На самом деле напомнить Достоевскому о гонораре за «Леди Макбет…» у Лескова хватило духа по крайней мере дважды: сразу после выхода очерка в свет и спустя пол года782; правда, после этого он должника уже не тревожил.
Прощенный, но так никогда и не забытый долг вспомнился Лескову 16 лет спустя как очевидное доказательство почтения к покойному. Неужели у него не было других доказательств? Возможно, столь же убедительных – нет.
История их отношений не была простой. Сотрудничество во «Времени» и «Эпохе» продолжалось недолго, и, хотя каждый из них внимательно следил за тем, что делал другой, к сближению это не привело. Похоже, они друг друга попросту недолюбливали783. Совершенно точно Лескову Достоевский казался переоцененным автором, а крупные его вещи – искусственными и вымученными. Можно предположить, что не обошлось и без писательской ревности: слава Достоевского была огромной и после его смерти только росла. Лесков по этому поводу говорил Фаресову с очевидной досадой: «И что эта за манера у современных критиков… начинать свою деятельность пробой над Достоевским. В мое время силомером был Гоголь, а теперь – Достоевский: точно силомер он на Царицыном лугу. Каждый дурак подойдет к силомеру, стукнет дубинкой по доске и глядит, как высоко взлетело кольцо по шесту. Неужели кроме Достоевского не о чем писать теперь людям? Писатель, который жив, печатается и читается, не заслуживает их внимания»784. Но для того чтобы оценить «писателя, который был жив», требовалась слишком тонкая читательская настройка.
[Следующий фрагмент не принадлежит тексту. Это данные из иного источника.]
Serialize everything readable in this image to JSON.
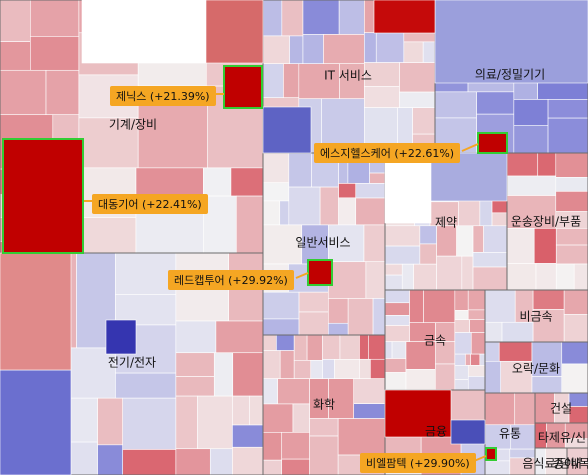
{
  "chart_data": {
    "type": "treemap",
    "title": "",
    "colors": {
      "up_strong": "#c00000",
      "down_strong": "#3333aa",
      "neutral": "#f4f4f4",
      "highlight_border": "#33cc33",
      "callout_bg": "#f5a623"
    },
    "sectors": [
      {
        "name": "기계/장비",
        "trend": 0.35
      },
      {
        "name": "전기/전자",
        "trend": 0.15
      },
      {
        "name": "IT 서비스",
        "trend": 0.0
      },
      {
        "name": "일반서비스",
        "trend": -0.05
      },
      {
        "name": "화학",
        "trend": 0.25
      },
      {
        "name": "의료/정밀기기",
        "trend": -0.55
      },
      {
        "name": "제약",
        "trend": 0.05
      },
      {
        "name": "운송장비/부품",
        "trend": 0.45
      },
      {
        "name": "금속",
        "trend": 0.3
      },
      {
        "name": "비금속",
        "trend": 0.3
      },
      {
        "name": "오락/문화",
        "trend": 0.0
      },
      {
        "name": "금융",
        "trend": 0.2
      },
      {
        "name": "유통",
        "trend": 0.2
      },
      {
        "name": "건설",
        "trend": 0.35
      },
      {
        "name": "타제유/신",
        "trend": 0.1
      },
      {
        "name": "음식료/담배",
        "trend": 0.1
      },
      {
        "name": "종이/목재",
        "trend": 0.1
      }
    ],
    "highlights": [
      {
        "name": "제닉스",
        "change": "+21.39%",
        "label": "제닉스 (+21.39%)"
      },
      {
        "name": "대동기어",
        "change": "+22.41%",
        "label": "대동기어 (+22.41%)"
      },
      {
        "name": "에스지헬스케어",
        "change": "+22.61%",
        "label": "에스지헬스케어 (+22.61%)"
      },
      {
        "name": "레드캡투어",
        "change": "+29.92%",
        "label": "레드캡투어 (+29.92%)"
      },
      {
        "name": "비엘팜텍",
        "change": "+29.90%",
        "label": "비엘팜텍 (+29.90%)"
      }
    ]
  }
}
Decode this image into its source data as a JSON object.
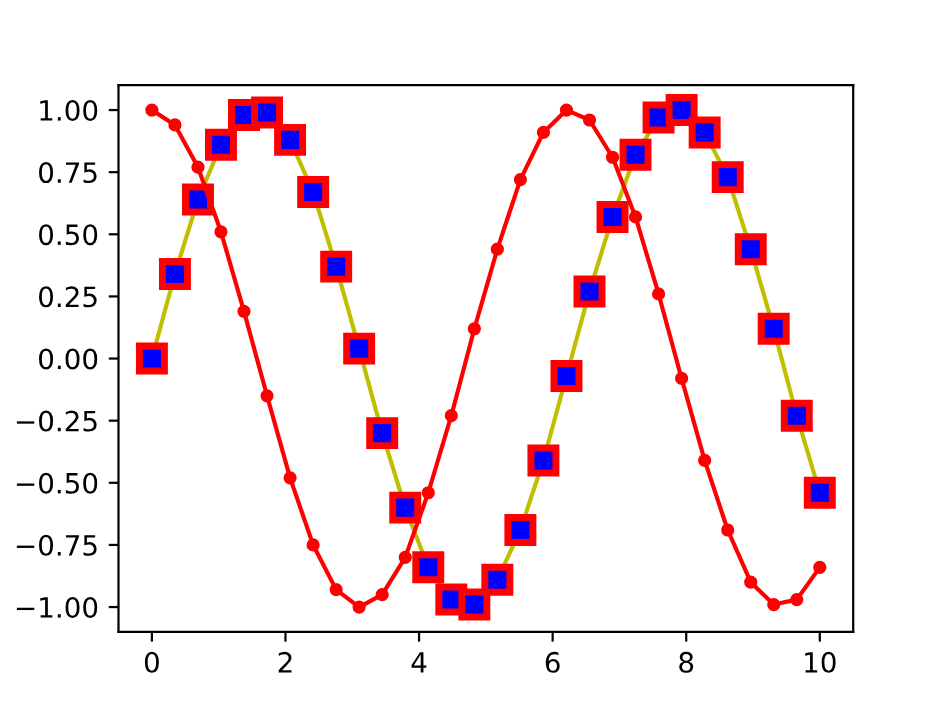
{
  "chart_data": {
    "type": "line",
    "x": [
      0,
      0.345,
      0.69,
      1.034,
      1.379,
      1.724,
      2.069,
      2.414,
      2.759,
      3.103,
      3.448,
      3.793,
      4.138,
      4.483,
      4.828,
      5.172,
      5.517,
      5.862,
      6.207,
      6.552,
      6.897,
      7.241,
      7.586,
      7.931,
      8.276,
      8.621,
      8.966,
      9.31,
      9.655,
      10
    ],
    "series": [
      {
        "color": "#bfbf00",
        "marker": "square",
        "values": [
          0.0,
          0.34,
          0.64,
          0.86,
          0.98,
          0.99,
          0.88,
          0.67,
          0.37,
          0.04,
          -0.3,
          -0.6,
          -0.84,
          -0.97,
          -0.99,
          -0.89,
          -0.69,
          -0.41,
          -0.07,
          0.27,
          0.57,
          0.82,
          0.97,
          1.0,
          0.91,
          0.73,
          0.44,
          0.12,
          -0.23,
          -0.54
        ]
      },
      {
        "color": "#ff0000",
        "marker": "circle",
        "values": [
          1.0,
          0.94,
          0.77,
          0.51,
          0.19,
          -0.15,
          -0.48,
          -0.75,
          -0.93,
          -1.0,
          -0.95,
          -0.8,
          -0.54,
          -0.23,
          0.12,
          0.44,
          0.72,
          0.91,
          1.0,
          0.96,
          0.81,
          0.57,
          0.26,
          -0.08,
          -0.41,
          -0.69,
          -0.9,
          -0.99,
          -0.97,
          -0.84
        ]
      }
    ],
    "xlim": [
      -0.5,
      10.5
    ],
    "ylim": [
      -1.1,
      1.1
    ],
    "xticks": [
      0,
      2,
      4,
      6,
      8,
      10
    ],
    "yticks": [
      {
        "value": -1,
        "label": "−1.00"
      },
      {
        "value": -0.75,
        "label": "−0.75"
      },
      {
        "value": -0.5,
        "label": "−0.50"
      },
      {
        "value": -0.25,
        "label": "−0.25"
      },
      {
        "value": 0,
        "label": "0.00"
      },
      {
        "value": 0.25,
        "label": "0.25"
      },
      {
        "value": 0.5,
        "label": "0.50"
      },
      {
        "value": 0.75,
        "label": "0.75"
      },
      {
        "value": 1,
        "label": "1.00"
      }
    ],
    "grid": false
  }
}
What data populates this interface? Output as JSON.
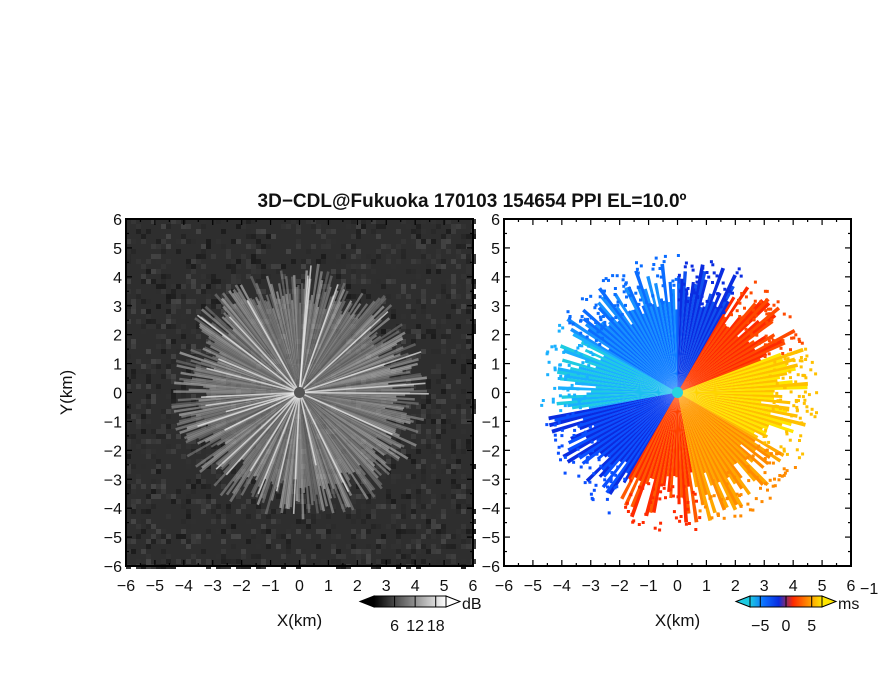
{
  "figure": {
    "title": "3D−CDL@Fukuoka 170103 154654 PPI EL=10.0º"
  },
  "chart_data": [
    {
      "type": "heatmap",
      "panel": "left",
      "quantity": "reflectivity / SNR (grayscale)",
      "xlabel": "X(km)",
      "ylabel": "Y(km)",
      "xlim": [
        -6,
        6
      ],
      "ylim": [
        -6,
        6
      ],
      "x_ticks": [
        "−6",
        "−5",
        "−4",
        "−3",
        "−2",
        "−1",
        "0",
        "1",
        "2",
        "3",
        "4",
        "5",
        "6"
      ],
      "y_ticks": [
        "6",
        "5",
        "4",
        "3",
        "2",
        "1",
        "0",
        "−1",
        "−2",
        "−3",
        "−4",
        "−5",
        "−6"
      ],
      "max_range_km": 4.6,
      "colorbar": {
        "unit": "dB",
        "ticks": [
          "6",
          "12",
          "18"
        ],
        "tick_values": [
          6,
          12,
          18
        ],
        "range": [
          0,
          21
        ],
        "colors": [
          "#000000",
          "#ffffff"
        ]
      }
    },
    {
      "type": "heatmap",
      "panel": "right",
      "quantity": "Doppler radial velocity",
      "xlabel": "X(km)",
      "ylabel": "",
      "xlim": [
        -6,
        6
      ],
      "ylim": [
        -6,
        6
      ],
      "x_ticks": [
        "−6",
        "−5",
        "−4",
        "−3",
        "−2",
        "−1",
        "0",
        "1",
        "2",
        "3",
        "4",
        "5",
        "6"
      ],
      "y_ticks": [
        "6",
        "5",
        "4",
        "3",
        "2",
        "1",
        "0",
        "−1",
        "−2",
        "−3",
        "−4",
        "−5",
        "−6"
      ],
      "max_range_km": 4.6,
      "colorbar": {
        "unit": "ms",
        "unit_exponent": "−1",
        "ticks": [
          "−5",
          "0",
          "5"
        ],
        "tick_values": [
          -5,
          0,
          5
        ],
        "range": [
          -7,
          7
        ],
        "colors": [
          "#1ecbe1",
          "#0a6cff",
          "#0a2ce0",
          "#ff2a00",
          "#ff8a00",
          "#ffe600"
        ]
      }
    }
  ]
}
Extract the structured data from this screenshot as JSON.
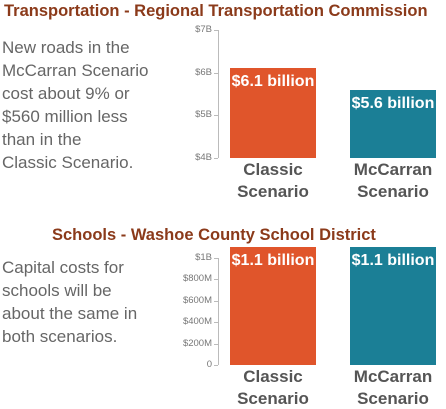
{
  "chart_data": [
    {
      "type": "bar",
      "title": "Transportation - Regional Transportation Commission",
      "description": [
        "New roads in the",
        "McCarran Scenario",
        "cost about 9% or",
        "$560 million less",
        "than in the",
        "Classic Scenario."
      ],
      "categories": [
        "Classic Scenario",
        "McCarran Scenario"
      ],
      "values": [
        6.1,
        5.6
      ],
      "value_labels": [
        "$6.1 billion",
        "$5.6 billion"
      ],
      "colors": [
        "#e0552b",
        "#1b7f96"
      ],
      "ylim": [
        4,
        7
      ],
      "yticks": [
        {
          "value": 4,
          "label": "$4B"
        },
        {
          "value": 5,
          "label": "$5B"
        },
        {
          "value": 6,
          "label": "$6B"
        },
        {
          "value": 7,
          "label": "$7B"
        }
      ]
    },
    {
      "type": "bar",
      "title": "Schools - Washoe County School District",
      "description": [
        "Capital costs for",
        "schools will be",
        "about the same in",
        "both scenarios."
      ],
      "categories": [
        "Classic Scenario",
        "McCarran Scenario"
      ],
      "values": [
        1.1,
        1.1
      ],
      "value_labels": [
        "$1.1 billion",
        "$1.1 billion"
      ],
      "colors": [
        "#e0552b",
        "#1b7f96"
      ],
      "ylim": [
        0,
        1
      ],
      "yticks": [
        0,
        {
          "value": 0.2,
          "label": "$200M"
        },
        {
          "value": 0.4,
          "label": "$400M"
        },
        {
          "value": 0.6,
          "label": "$600M"
        },
        {
          "value": 0.8,
          "label": "$800M"
        },
        {
          "value": 1,
          "label": "$1B"
        }
      ]
    }
  ]
}
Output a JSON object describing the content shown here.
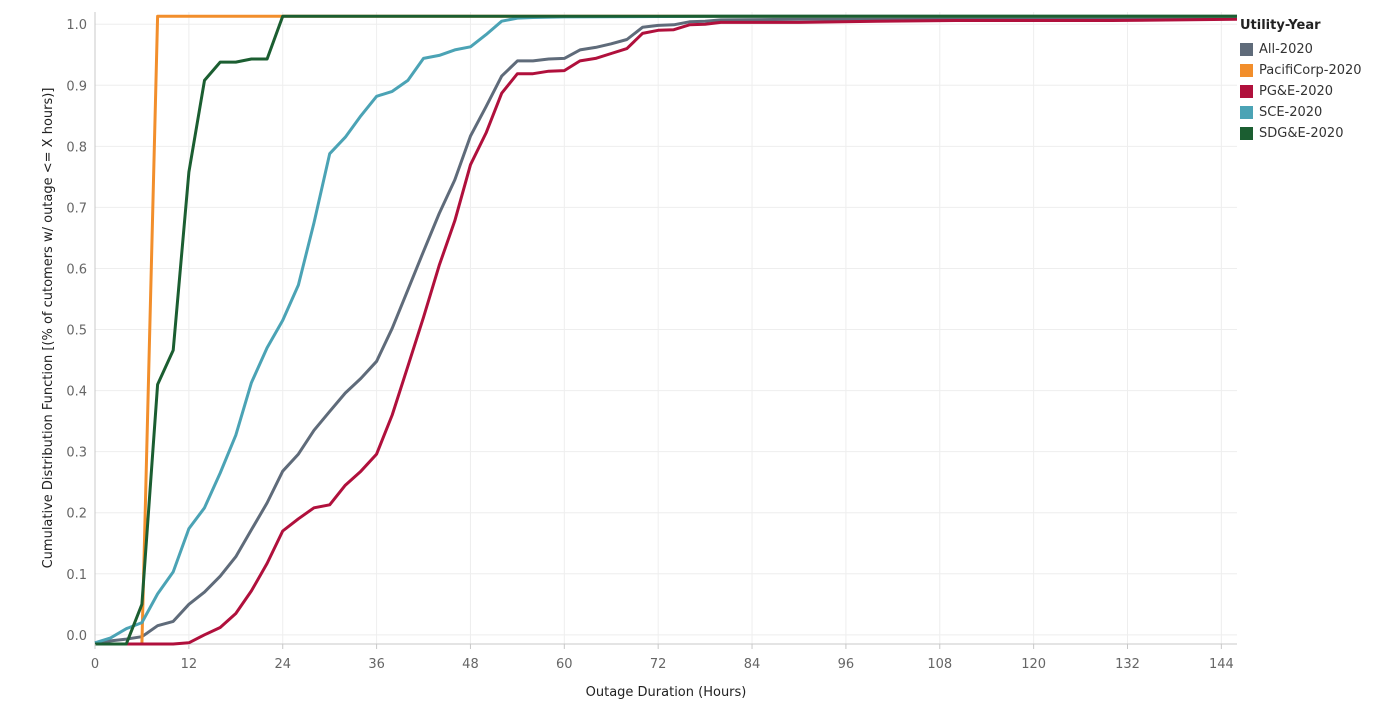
{
  "chart_data": {
    "type": "line",
    "xlabel": "Outage Duration (Hours)",
    "ylabel": "Cumulative Distribution Function [(% of cutomers w/ outage <= X hours)]",
    "xlim": [
      0,
      146
    ],
    "ylim": [
      -0.015,
      1.02
    ],
    "xticks": [
      0,
      12,
      24,
      36,
      48,
      60,
      72,
      84,
      96,
      108,
      120,
      132,
      144
    ],
    "yticks": [
      0.0,
      0.1,
      0.2,
      0.3,
      0.4,
      0.5,
      0.6,
      0.7,
      0.8,
      0.9,
      1.0
    ],
    "ytick_labels": [
      "0.0",
      "0.1",
      "0.2",
      "0.3",
      "0.4",
      "0.5",
      "0.6",
      "0.7",
      "0.8",
      "0.9",
      "1.0"
    ],
    "grid": true,
    "legend_title": "Utility-Year",
    "legend_position": "right",
    "series": [
      {
        "name": "All-2020",
        "color": "#5f6b7a",
        "x": [
          0,
          2,
          4,
          6,
          8,
          10,
          12,
          14,
          16,
          18,
          20,
          22,
          24,
          26,
          28,
          30,
          32,
          34,
          36,
          38,
          40,
          42,
          44,
          46,
          48,
          50,
          52,
          54,
          56,
          58,
          60,
          62,
          64,
          66,
          68,
          70,
          72,
          74,
          76,
          78,
          80,
          90,
          100,
          110,
          120,
          130,
          146
        ],
        "y": [
          -0.013,
          -0.01,
          -0.007,
          -0.003,
          0.015,
          0.022,
          0.05,
          0.07,
          0.096,
          0.128,
          0.172,
          0.216,
          0.268,
          0.296,
          0.335,
          0.366,
          0.396,
          0.42,
          0.448,
          0.502,
          0.565,
          0.628,
          0.69,
          0.745,
          0.817,
          0.865,
          0.915,
          0.94,
          0.94,
          0.943,
          0.944,
          0.958,
          0.962,
          0.968,
          0.975,
          0.995,
          0.998,
          0.999,
          1.004,
          1.005,
          1.007,
          1.008,
          1.008,
          1.009,
          1.009,
          1.01,
          1.011
        ]
      },
      {
        "name": "PacifiCorp-2020",
        "color": "#f28e2b",
        "x": [
          0,
          6,
          8,
          146
        ],
        "y": [
          -0.015,
          -0.015,
          1.013,
          1.013
        ]
      },
      {
        "name": "PG&E-2020",
        "color": "#b0103c",
        "x": [
          0,
          2,
          4,
          6,
          8,
          10,
          12,
          14,
          16,
          18,
          20,
          22,
          24,
          26,
          28,
          30,
          32,
          34,
          36,
          38,
          40,
          42,
          44,
          46,
          48,
          50,
          52,
          54,
          56,
          58,
          60,
          62,
          64,
          66,
          68,
          70,
          72,
          74,
          76,
          78,
          80,
          90,
          100,
          110,
          120,
          130,
          146
        ],
        "y": [
          -0.015,
          -0.015,
          -0.015,
          -0.015,
          -0.015,
          -0.015,
          -0.013,
          0.0,
          0.012,
          0.035,
          0.072,
          0.117,
          0.17,
          0.19,
          0.208,
          0.213,
          0.245,
          0.268,
          0.296,
          0.36,
          0.44,
          0.52,
          0.605,
          0.678,
          0.77,
          0.822,
          0.887,
          0.919,
          0.919,
          0.923,
          0.924,
          0.94,
          0.944,
          0.952,
          0.96,
          0.985,
          0.99,
          0.991,
          0.999,
          1.0,
          1.003,
          1.003,
          1.005,
          1.006,
          1.006,
          1.006,
          1.008
        ]
      },
      {
        "name": "SCE-2020",
        "color": "#4ba3b5",
        "x": [
          0,
          2,
          4,
          6,
          8,
          10,
          12,
          14,
          16,
          18,
          20,
          22,
          24,
          26,
          28,
          30,
          32,
          34,
          36,
          38,
          40,
          42,
          44,
          46,
          48,
          50,
          52,
          54,
          56,
          60,
          80,
          146
        ],
        "y": [
          -0.013,
          -0.005,
          0.01,
          0.02,
          0.067,
          0.103,
          0.174,
          0.208,
          0.265,
          0.327,
          0.413,
          0.47,
          0.515,
          0.573,
          0.675,
          0.788,
          0.815,
          0.85,
          0.882,
          0.89,
          0.908,
          0.944,
          0.949,
          0.958,
          0.963,
          0.983,
          1.005,
          1.01,
          1.011,
          1.012,
          1.013,
          1.013
        ]
      },
      {
        "name": "SDG&E-2020",
        "color": "#1b5e31",
        "x": [
          0,
          2,
          4,
          6,
          8,
          10,
          12,
          14,
          16,
          18,
          20,
          22,
          24,
          146
        ],
        "y": [
          -0.015,
          -0.015,
          -0.015,
          0.05,
          0.41,
          0.466,
          0.758,
          0.908,
          0.938,
          0.938,
          0.943,
          0.943,
          1.013,
          1.013
        ]
      }
    ]
  }
}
Как мы помним, в 1873 году Достоевский откликнулся на «Запечатленного ангела». Внимание одного из самых знаменитых и признанных писателей современности можно было бы счесть удачей, тем более что отзыв был одобрительный, но Лесков обиделся: Достоевский пенял ему за неловкий финал повести – обращение артели каменщиков-старообрядцев в официальное православие и рациональное объяснение чуда. Лесков и сам впоследствии признавал, что написал такую концовку под влиянием Каткова, но сразу после отклика Достоевского не удержался и напечатал в газете «Русский мир» заметки «О певческой ливрее» (под псевдонимом Псаломщик) и «Холостые понятия о женатом монахе» (подписанную «свящ. П. Касторский»), где указывал на «невежество» рецензента в описании церковного быта и духовенства. В ответ он предсказуемо получил сокрушительный разгром: Достоевский в «Дневнике писателя» отозвался заметкой «Ряженый», укорив оппонента в мелочности придирок и попутно подчеркнув, что их расхождения гораздо более глубокие, чем неточности в изображении церковного быта, и лежат в области эстетической.